Брат поднялся, и пошел к двери. И мне показалось, что глаза его стали влажными. И в самом деле — Анита очень хорошая девчонка. На удивление хорошая. Может потому, что папаша не занимался ее воспитанием?
Снова тишина в комнате, и только Скарла чем-то тихо скрипит, по звуку судя — то ли стол передвигает, то ли кровать двигает. Вот неугомонная старуха! Скрип прекратился, легкие, едва слышные шаги по каменному полу, и вот я слышу ее тихое, очень тихое дыхание. И голос. Почти шепот, с двух шагов уже не расслышишь:
— Это ведь ты сделал?
Едва не вздрагиваю, поворачиваю голову в старухе. Ее лицо искажено болью, как если бы она держалась за раскаленную сковороду.
— Ты, я знаю! Больше некому! Ты их отравил! Думал, что теперь не поедут в столицу? Думал, спасешь Клан? Дурачок! У Союти кроме трех парней еще и четыре дочери! Догадываешься? Понял?
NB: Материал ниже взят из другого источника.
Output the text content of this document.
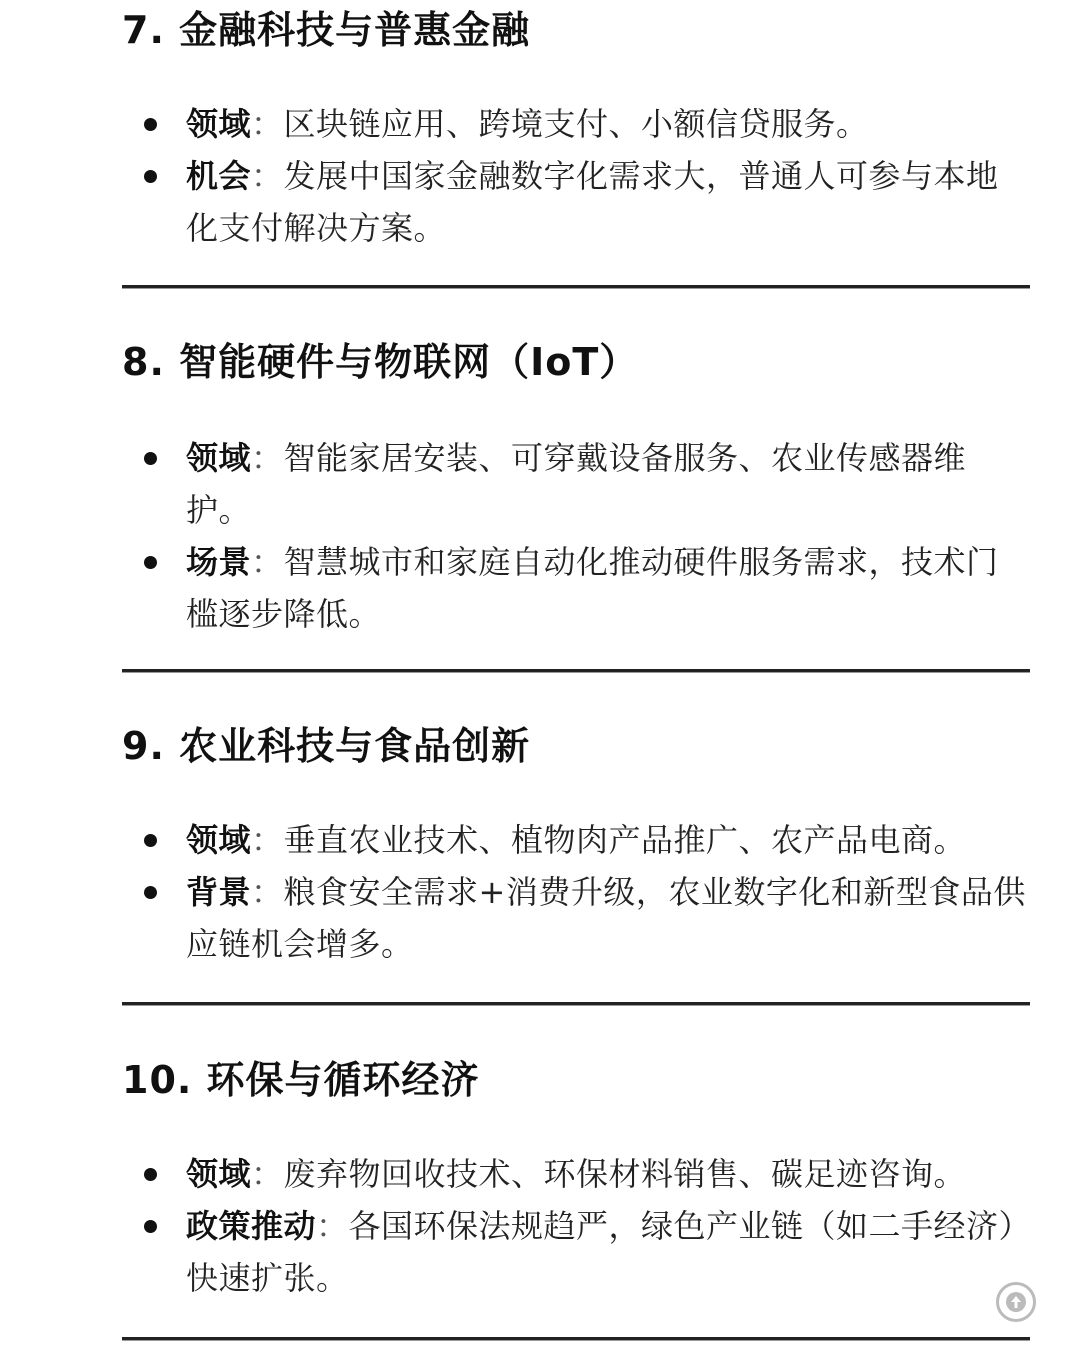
7. 金融科技与普惠金融
领域：区块链应用、跨境支付、小额信贷服务。
机会：发展中国家金融数字化需求大，普通人可参与本地化支付解决方案。
8. 智能硬件与物联网（IoT）
领域：智能家居安装、可穿戴设备服务、农业传感器维护。
场景：智慧城市和家庭自动化推动硬件服务需求，技术门槛逐步降低。
9. 农业科技与食品创新
领域：垂直农业技术、植物肉产品推广、农产品电商。
背景：粮食安全需求+消费升级，农业数字化和新型食品供应链机会增多。
10. 环保与循环经济
领域：废弃物回收技术、环保材料销售、碳足迹咨询。
政策推动：各国环保法规趋严，绿色产业链（如二手经济）快速扩张。
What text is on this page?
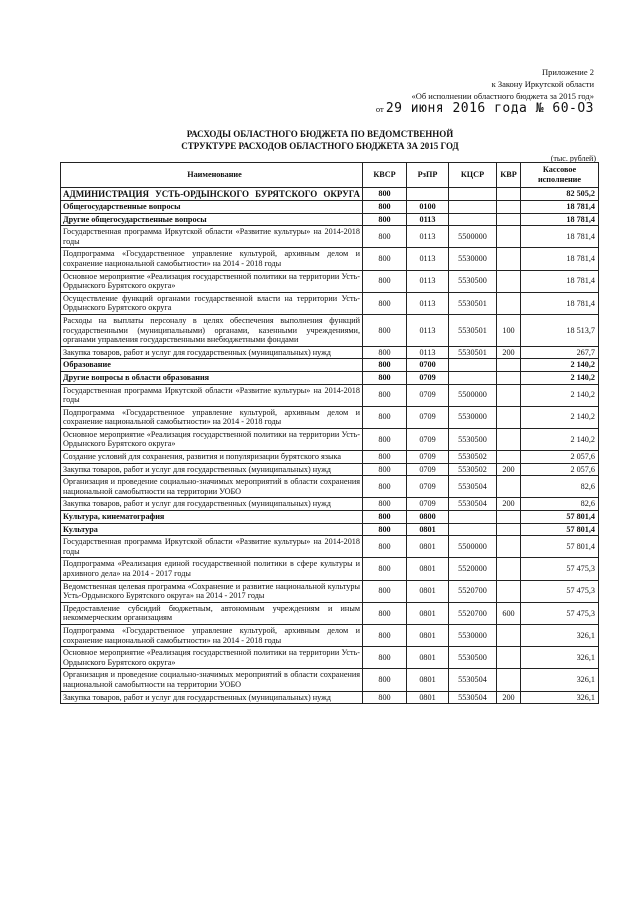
Приложение 2
к Закону Иркутской области
«Об исполнении областного бюджета за 2015 год»
от 29 июня 2016 года № 60-ОЗ
РАСХОДЫ ОБЛАСТНОГО БЮДЖЕТА ПО ВЕДОМСТВЕННОЙ
СТРУКТУРЕ РАСХОДОВ ОБЛАСТНОГО БЮДЖЕТА ЗА 2015 ГОД
(тыс. рублей)
Наименование	КВСР	РзПР	КЦСР	КВР	Кассовое исполнение
АДМИНИСТРАЦИЯ УСТЬ-ОРДЫНСКОГО БУРЯТСКОГО ОКРУГА	800				82 505,2
Общегосударственные вопросы	800	0100			18 781,4
Другие общегосударственные вопросы	800	0113			18 781,4
Государственная программа Иркутской области «Развитие культуры» на 2014-2018 годы	800	0113	5500000		18 781,4
Подпрограмма «Государственное управление культурой, архивным делом и сохранение национальной самобытности» на 2014 - 2018 годы	800	0113	5530000		18 781,4
Основное мероприятие «Реализация государственной политики на территории Усть-Ордынского Бурятского округа»	800	0113	5530500		18 781,4
Осуществление функций органами государственной власти на территории Усть-Ордынского Бурятского округа	800	0113	5530501		18 781,4
Расходы на выплаты персоналу в целях обеспечения выполнения функций государственными (муниципальными) органами, казенными учреждениями, органами управления государственными внебюджетными фондами	800	0113	5530501	100	18 513,7
Закупка товаров, работ и услуг для государственных (муниципальных) нужд	800	0113	5530501	200	267,7
Образование	800	0700			2 140,2
Другие вопросы в области образования	800	0709			2 140,2
Государственная программа Иркутской области «Развитие культуры» на 2014-2018 годы	800	0709	5500000		2 140,2
Подпрограмма «Государственное управление культурой, архивным делом и сохранение национальной самобытности» на 2014 - 2018 годы	800	0709	5530000		2 140,2
Основное мероприятие «Реализация государственной политики на территории Усть-Ордынского Бурятского округа»	800	0709	5530500		2 140,2
Создание условий для сохранения, развития и популяризации бурятского языка	800	0709	5530502		2 057,6
Закупка товаров, работ и услуг для государственных (муниципальных) нужд	800	0709	5530502	200	2 057,6
Организация и проведение социально-значимых мероприятий в области сохранения национальной самобытности на территории УОБО	800	0709	5530504		82,6
Закупка товаров, работ и услуг для государственных (муниципальных) нужд	800	0709	5530504	200	82,6
Культура, кинематография	800	0800			57 801,4
Культура	800	0801			57 801,4
Государственная программа Иркутской области «Развитие культуры» на 2014-2018 годы	800	0801	5500000		57 801,4
Подпрограмма «Реализация единой государственной политики в сфере культуры и архивного дела» на 2014 - 2017 годы	800	0801	5520000		57 475,3
Ведомственная целевая программа «Сохранение и развитие национальной культуры Усть-Ордынского Бурятского округа» на 2014 - 2017 годы	800	0801	5520700		57 475,3
Предоставление субсидий бюджетным, автономным учреждениям и иным некоммерческим организациям	800	0801	5520700	600	57 475,3
Подпрограмма «Государственное управление культурой, архивным делом и сохранение национальной самобытности» на 2014 - 2018 годы	800	0801	5530000		326,1
Основное мероприятие «Реализация государственной политики на территории Усть-Ордынского Бурятского округа»	800	0801	5530500		326,1
Организация и проведение социально-значимых мероприятий в области сохранения национальной самобытности на территории УОБО	800	0801	5530504		326,1
Закупка товаров, работ и услуг для государственных (муниципальных) нужд	800	0801	5530504	200	326,1
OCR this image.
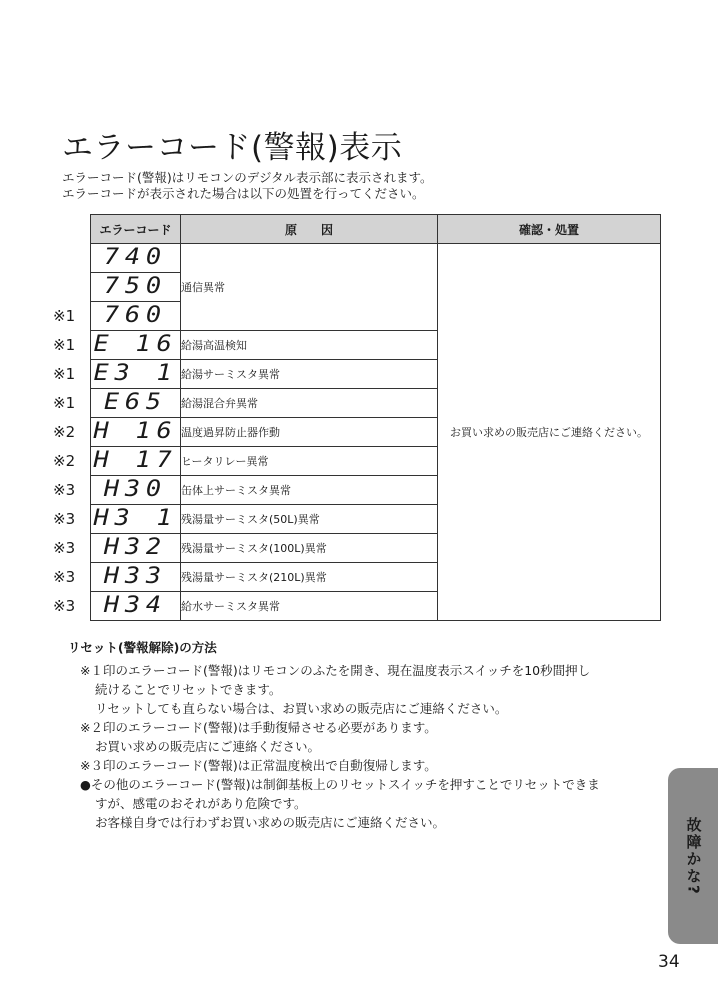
エラーコード(警報)表示
エラーコード(警報)はリモコンのデジタル表示部に表示されます。
エラーコードが表示された場合は以下の処置を行ってください。
エラーコード	原　　因	確認・処置

740	通信異常	お買い求めの販売店にご連絡ください。

750		

※1 760		

※1 E 16	給湯高温検知	

※1 E3 1	給湯サーミスタ異常	

※1 E65	給湯混合弁異常	

※2 H 16	温度過昇防止器作動	

※2 H 17	ヒータリレー異常	

※3 H30	缶体上サーミスタ異常	

※3 H3 1	残湯量サーミスタ(50L)異常	

※3 H32	残湯量サーミスタ(100L)異常	

※3 H33	残湯量サーミスタ(210L)異常	

※3 H34	給水サーミスタ異常	
リセット(警報解除)の方法
※１印のエラーコード(警報)はリモコンのふたを開き、現在温度表示スイッチを10秒間押し
続けることでリセットできます。
リセットしても直らない場合は、お買い求めの販売店にご連絡ください。
※２印のエラーコード(警報)は手動復帰させる必要があります。
お買い求めの販売店にご連絡ください。
※３印のエラーコード(警報)は正常温度検出で自動復帰します。
●その他のエラーコード(警報)は制御基板上のリセットスイッチを押すことでリセットできま
すが、感電のおそれがあり危険です。
お客様自身では行わずお買い求めの販売店にご連絡ください。	故障かな?
34
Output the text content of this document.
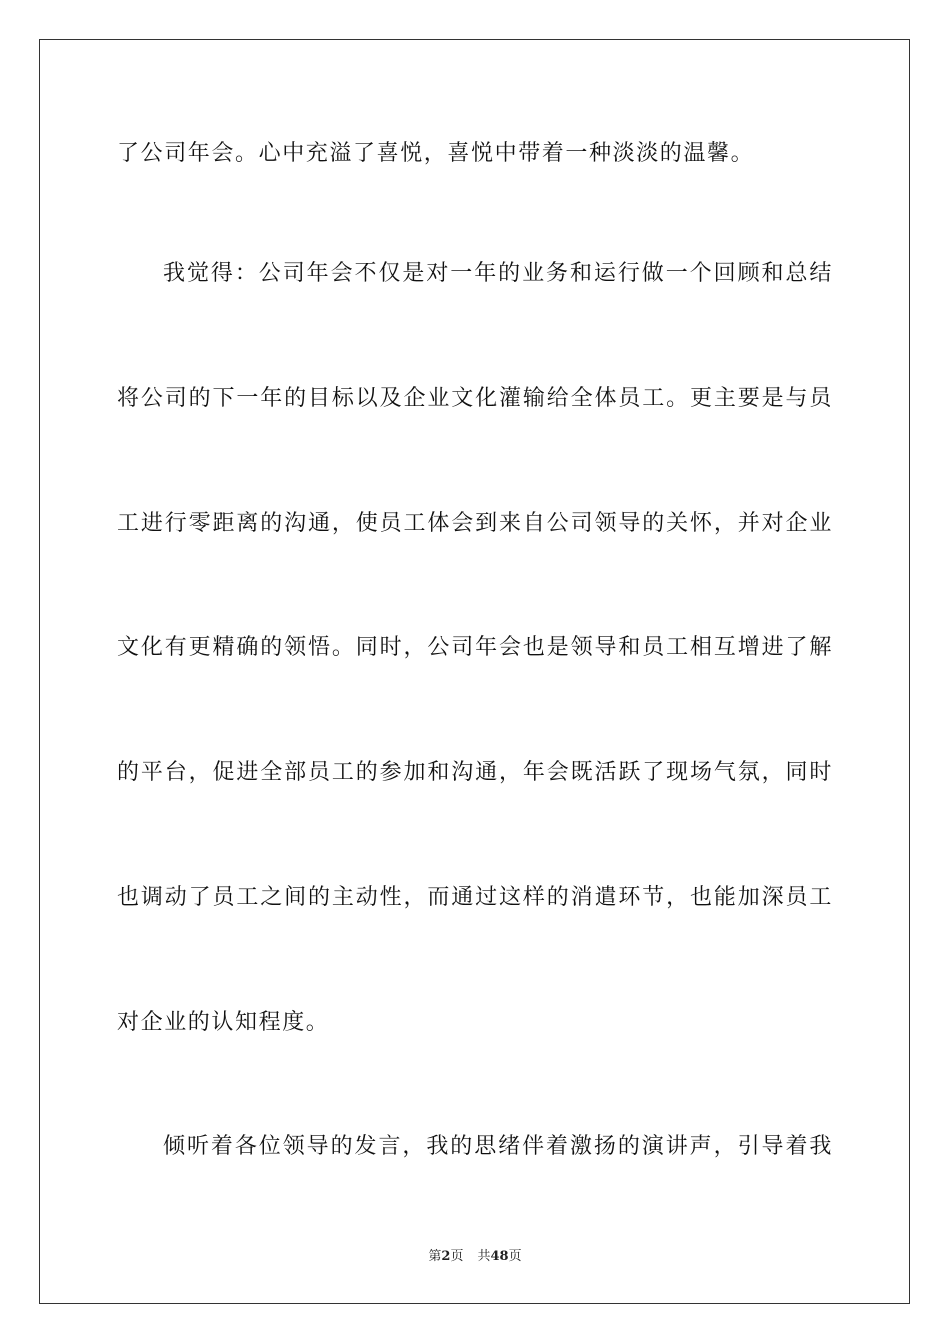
了公司年会。心中充溢了喜悦，喜悦中带着一种淡淡的温馨。
我觉得：公司年会不仅是对一年的业务和运行做一个回顾和总结
将公司的下一年的目标以及企业文化灌输给全体员工。更主要是与员
工进行零距离的沟通，使员工体会到来自公司领导的关怀，并对企业
文化有更精确的领悟。同时，公司年会也是领导和员工相互增进了解
的平台，促进全部员工的参加和沟通，年会既活跃了现场气氛，同时
也调动了员工之间的主动性，而通过这样的消遣环节，也能加深员工
对企业的认知程度。
倾听着各位领导的发言，我的思绪伴着激扬的演讲声，引导着我
第2页 共48页
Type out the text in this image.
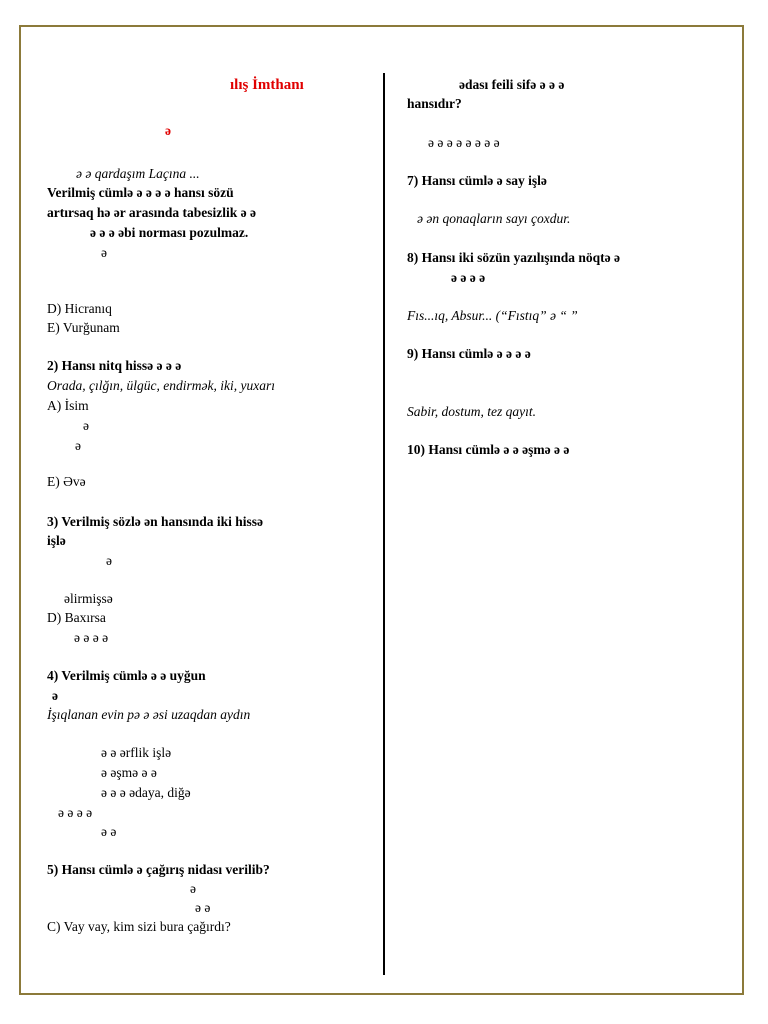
ılış İmthanı
ə
ə ə qardaşım Laçına ...
Verilmiş cümlə ə ə ə ə hansı sözü
artırsaq hə ər arasında tabesizlik ə ə
ə ə ə əbi norması pozulmaz.
ə
D) Hicranıq
E) Vurğunam
2) Hansı nitq hissə ə ə ə
Orada, çılğın, ülgüc, endirmək, iki, yuxarı
A) İsim
ə
ə
E) Əvə
3) Verilmiş sözlə ən hansında iki hissə
işlə
ə
əlirmişsə
D) Baxırsa
ə ə ə ə
4) Verilmiş cümlə ə ə uyğun
ə
İşıqlanan evin pə ə əsi uzaqdan aydın
ə ə ərflik işlə
ə əşmə ə ə
ə ə ə ədaya, diğə
ə ə ə ə
ə ə
5) Hansı cümlə ə çağırış nidası verilib?
ə
ə ə
C) Vay vay, kim sizi bura çağırdı?
ədası feili sifə ə ə ə
hansıdır?
ə ə ə ə ə ə ə ə
7) Hansı cümlə ə say işlə
ə ən qonaqların sayı çoxdur.
8) Hansı iki sözün yazılışında nöqtə ə
ə ə ə ə
Fıs...ıq, Absur... (“Fıstıq” ə “ ”
9) Hansı cümlə ə ə ə ə
Sabir, dostum, tez qayıt.
10) Hansı cümlə ə ə əşmə ə ə
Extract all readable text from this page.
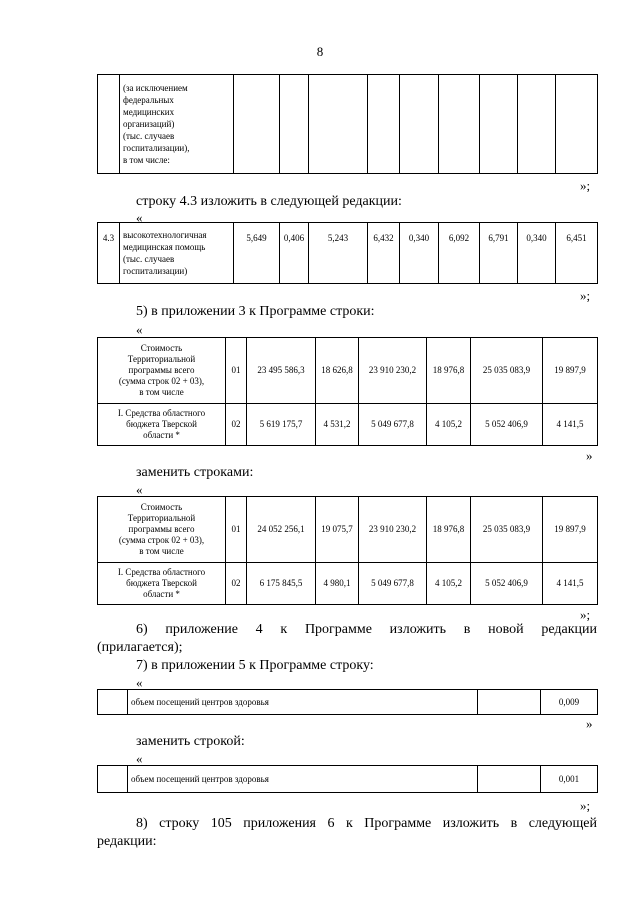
8

(за исключением
федеральных
медицинских
организаций)
(тыс. случаев
госпитализации),
в том числе:

»;
строку 4.3 изложить в следующей редакции:
«
4.3	высокотехнологичная
медицинская помощь
(тыс. случаев
госпитализации)
	5,649	0,406	5,243	6,432	0,340	6,092	6,791	0,340	6,451
»;
5) в приложении 3 к Программе строки:
«
Стоимость
Территориальной
программы всего
(сумма строк 02 + 03),
в том числе	01	23 495 586,3	18 626,8	23 910 230,2	18 976,8	25 035 083,9	19 897,9

I. Средства областного
бюджета Тверской
области *	02	5 619 175,7	4 531,2	5 049 677,8	4 105,2	5 052 406,9	4 141,5
»
заменить строками:
«
Стоимость
Территориальной
программы всего
(сумма строк 02 + 03),
в том числе	01	24 052 256,1	19 075,7	23 910 230,2	18 976,8	25 035 083,9	19 897,9

I. Средства областного
бюджета Тверской
области *	02	6 175 845,5	4 980,1	5 049 677,8	4 105,2	5 052 406,9	4 141,5
»;
6) приложение 4 к Программе изложить в новой редакции
(прилагается);
7) в приложении 5 к Программе строку:
«
	объем посещений центров здоровья		0,009
»
заменить строкой:
«
	объем посещений центров здоровья		0,001
»;
8) строку 105 приложения 6 к Программе изложить в следующей
редакции:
— Они хотят женить Первого на невесте из Союти?! — едва не ахнул я — Да чтоб их демоны забрали!
— Не заберут — мрачно сказала Скарла — Они и есть демоны. А демон демону сердце не вырвет. Нет, не Первого. Второго. А понадобится — и Третьего! И Четвертого! Ты что, будешь убивать всех своих братьев? Или побежишь убивать невест?!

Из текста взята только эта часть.